Do kominka możesz włożyć jeden wosk, ale największa zabawa rozpoczyna się, gdy połączysz ze sobą 2, 3 lub nawet 4 Little Hotties, by stworzyć całkiem nową, unikalną kombinację!
To zabawne, jak maleńkie są te woski. Przyzwyczajona do rozmiarów Yankee Candle, byłam nieco zaskoczona, kiedy po otwarciu pudełka moim oczom ukazały się drobiazgi o wielkości pięciozłotówki. Jakże urocze! Kolorowe krążki, kwiatki i gwiazdki.
Zamówiłam duży zestaw składający się z 35 wosków (kosztuje 35 zł, dostępny jest też pakiet próbny za 10 zł). Świetne jest to, że komponuje się go osobiście, według własnych upodobań, wybierając spośród 42 zapachów.
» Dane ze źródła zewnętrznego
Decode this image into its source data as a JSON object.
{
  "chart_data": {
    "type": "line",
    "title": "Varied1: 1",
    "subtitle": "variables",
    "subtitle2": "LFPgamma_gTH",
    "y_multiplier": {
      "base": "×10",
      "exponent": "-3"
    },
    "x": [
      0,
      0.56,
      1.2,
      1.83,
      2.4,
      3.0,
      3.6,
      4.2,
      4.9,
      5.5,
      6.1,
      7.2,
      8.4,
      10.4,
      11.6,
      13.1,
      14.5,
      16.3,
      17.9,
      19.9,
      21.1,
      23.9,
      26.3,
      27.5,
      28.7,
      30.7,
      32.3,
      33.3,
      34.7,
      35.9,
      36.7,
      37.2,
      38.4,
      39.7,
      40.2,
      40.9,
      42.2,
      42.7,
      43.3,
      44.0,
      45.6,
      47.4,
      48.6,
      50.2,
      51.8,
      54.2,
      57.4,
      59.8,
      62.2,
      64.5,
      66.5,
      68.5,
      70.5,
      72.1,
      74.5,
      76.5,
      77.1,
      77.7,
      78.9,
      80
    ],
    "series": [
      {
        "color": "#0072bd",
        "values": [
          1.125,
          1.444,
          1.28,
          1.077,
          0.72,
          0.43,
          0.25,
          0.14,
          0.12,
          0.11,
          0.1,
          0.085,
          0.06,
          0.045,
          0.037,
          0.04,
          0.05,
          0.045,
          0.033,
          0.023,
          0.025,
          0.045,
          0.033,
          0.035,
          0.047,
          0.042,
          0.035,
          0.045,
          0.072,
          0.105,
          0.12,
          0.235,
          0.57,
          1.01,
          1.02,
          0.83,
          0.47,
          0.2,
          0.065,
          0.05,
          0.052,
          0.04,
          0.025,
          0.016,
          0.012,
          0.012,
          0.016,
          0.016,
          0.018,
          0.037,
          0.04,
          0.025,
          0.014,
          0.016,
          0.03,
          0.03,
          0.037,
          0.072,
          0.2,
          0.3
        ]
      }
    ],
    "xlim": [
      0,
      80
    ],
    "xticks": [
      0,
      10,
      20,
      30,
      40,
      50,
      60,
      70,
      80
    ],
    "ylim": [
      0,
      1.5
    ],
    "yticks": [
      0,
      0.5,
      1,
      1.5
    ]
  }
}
Ja postawiłam na nuty cytrusowe (między innymi czekoladowa pomarańcza), słodkie (na przykład ciasteczko) i świeże (bawełna). Ogromnie podoba mi się pomysł, że Little Hotties można dowolnie ze sobą łączyć, korzystając z podpowiedzi producenta, podsuwającego gotowe propozycje lub tworząc własne niepowtarzalne kompozycje zapachowe. Super sprawa! Wspaniała zabawa zapachami, w której ogranicza nas tylko nasza wyobraźnia.
Nie wiem jeszcze, jak z wydajnością tych wosków, ale trzymam się myśli, że na Bomb Cosmetics jeszcze nigdy się nie zawiodłam i mam nadzieję, że nie stanie się tak i tym razem.
Dobra, lecę zmieszać Fresh Cotton i Oceanic Wave!
Buziaki,
Cammie.
Zapraszam do udziału
w urodzinowym rozdaniu!
O czyms takim jeszcze nie slyszalam. Zaraz musze sprawdzic jak z wysylka do Francji... Swietny pomysl!
OdpowiedzUsuńShinnen, szczerze mówiąc nie wiem, jak tam u nich z wysyłką za granicę.
Usuńale cudaki! nigdy w żyiu o nich nie słyszałam :) wyglądają przeuroczo i super, że same możemy sobie komponować zapachy :)
OdpowiedzUsuńMarti, a tam u ciebie to nie jest przypadkiem dość popularna marka? Rozejrzyj się :)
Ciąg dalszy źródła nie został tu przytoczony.